Unfortunately, by the time he was handsome and supple enough to become the new Bob Fosse, movie musicals were over. That hasn’t stopped him from emulating his heroes. From a vaudeville trunk he extracts top hats, canes, baseball caps and props to create his own version of That’s Entertainment! His Bobby Darin needs work, but the athletic cockiness of Gene Kelly shines through, tough but tender on “For Me and My Gal” and wet dancing with an umbrella on “Singin’ in the Rain.” He doesn’t imitate the cockney of fellow Londoner Anthony Newley. He channels him, until his “Once in a Lifetime” sends chills down your spine. His biographical patter is revealing, his personal revelations are endearing and his tap-dancing is aces high. With flipper shoes, baggy pants, white gloves protruding from a long purple coat, orange shirt and polka dot tie, he kneels in front of a mirror applying clown makeup and emerges as Kelly singing Cole Porter’s “Be a Clown” in The Pirate, then keeps the makeup on for “What Kind of Fool Am I?” which displays the serious, lonely side of a clown and builds to a perfect finale.

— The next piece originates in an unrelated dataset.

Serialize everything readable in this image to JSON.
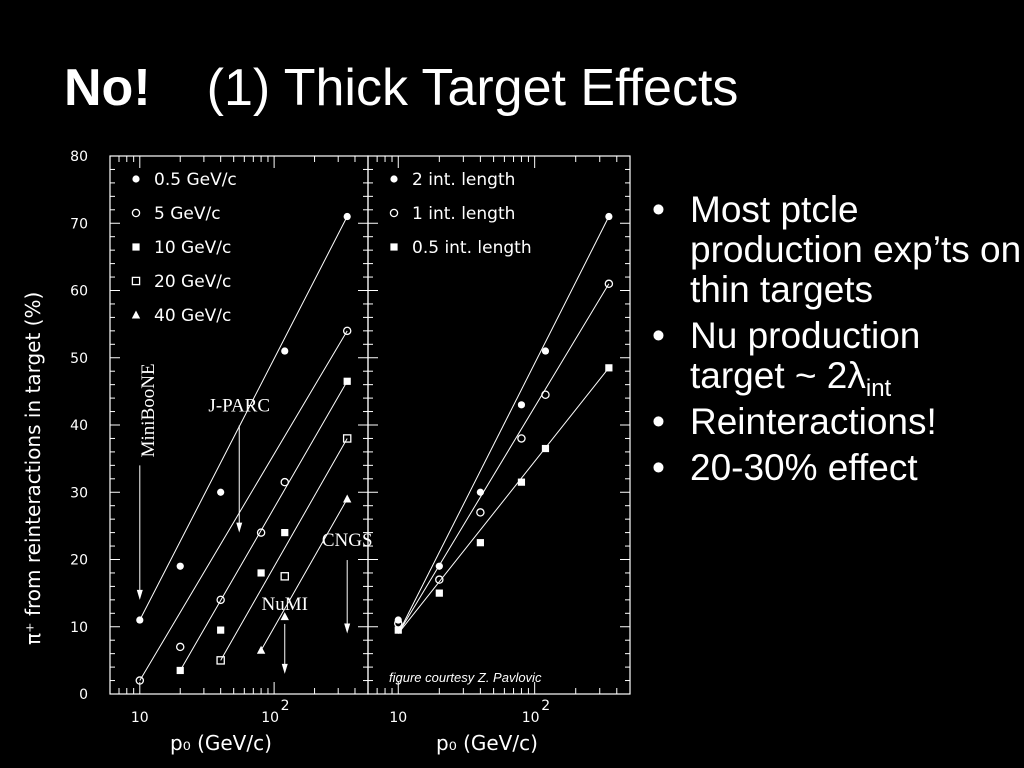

Out of character, his floppy hair refuses to stay in place, and his smile is as warm as Palm Springs in December. With Hermes Pan to do the choreography, Conrad Salinger to write the arrangements and Ira Gershwin to pen the lyrics, Jon Peterson could have been a big star. Even in the creatively bankrupt show business world of today, he vibrates with talent and charisma, and in the right vehicle he could own the stage.